Caledonia Mining Corporation PLC (AMEX:CMCL), listed on the NYSE American, is a gold mining company with a focus on Zimbabwe. The company has made significant strides in its financial and operational performance, as evidenced by its recent earnings report. CMCL's competitors include other gold mining companies, but its strategic focus on Zimbabwe sets it apart.
On March 31, 2025, CMCL reported earnings per share of $0.443, surpassing the estimated $0.16. This strong performance is part of a broader trend for the company, which has seen substantial financial progress. In 2024, CMCL reported record annual results, with operating cash flow increasing to $42 million from $14.8 million, driven by the production of 76,656 ounces of gold.
The company's revenue reached $47.5 million, exceeding the anticipated $44.2 million. This growth is consistent with CMCL's overall financial performance, as gross revenue rose to $183 million in 2024, up from $146.3 million in 2023. Gross profit also surged by 86% to reach $77 million, highlighting the company's ability to capitalize on favorable market conditions.
CMCL's financial turnaround is further evidenced by a net attributable profit of $17.9 million in 2024, compared to a net loss of $7.9 million the previous year.
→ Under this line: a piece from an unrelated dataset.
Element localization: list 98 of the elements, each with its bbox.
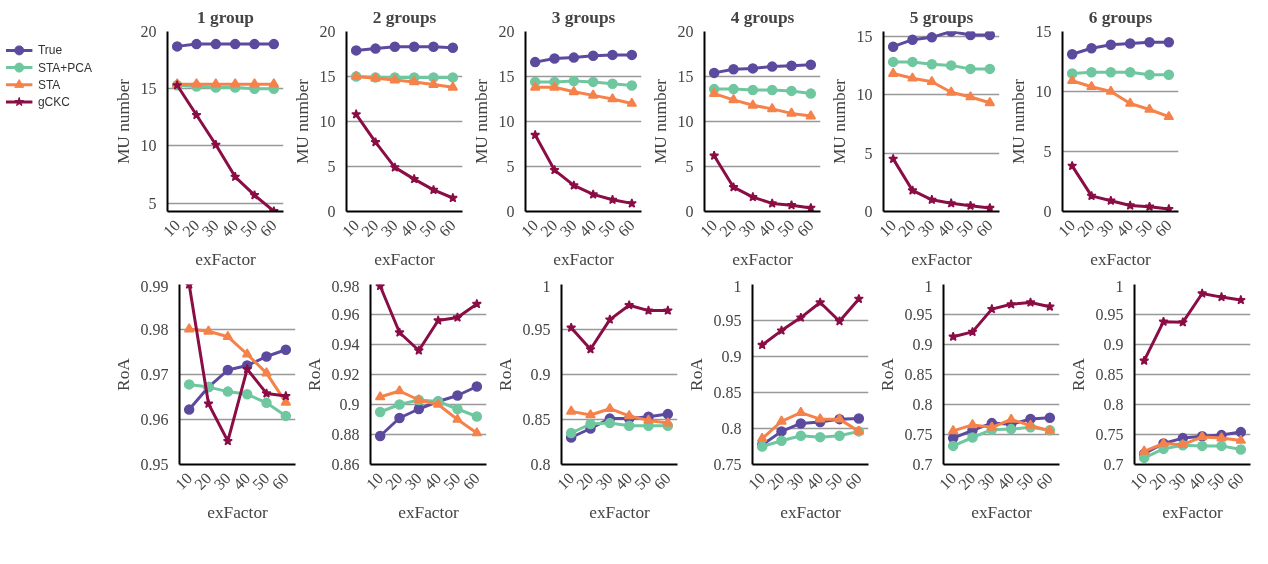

On a per-share basis, adjusted earnings were reported at 125.2 cents. The company has rewarded shareholders with a 14 cents per share dividend, reflecting its improved financial health.
The company's financial metrics provide additional insights into its performance. With a price-to-earnings (P/E) ratio of approximately 22.69, the market values CMCL's earnings favorably. The price-to-sales ratio of about 1.33 and enterprise value to sales ratio of approximately 1.38 indicate a reasonable valuation relative to revenue. The enterprise value to operating cash flow ratio of around 7.33 shows a strong cash flow position. Additionally, a low debt-to-equity ratio of about 0.064 and a current ratio of approximately 1.44 suggest financial stability and the ability to cover short-term liabilities.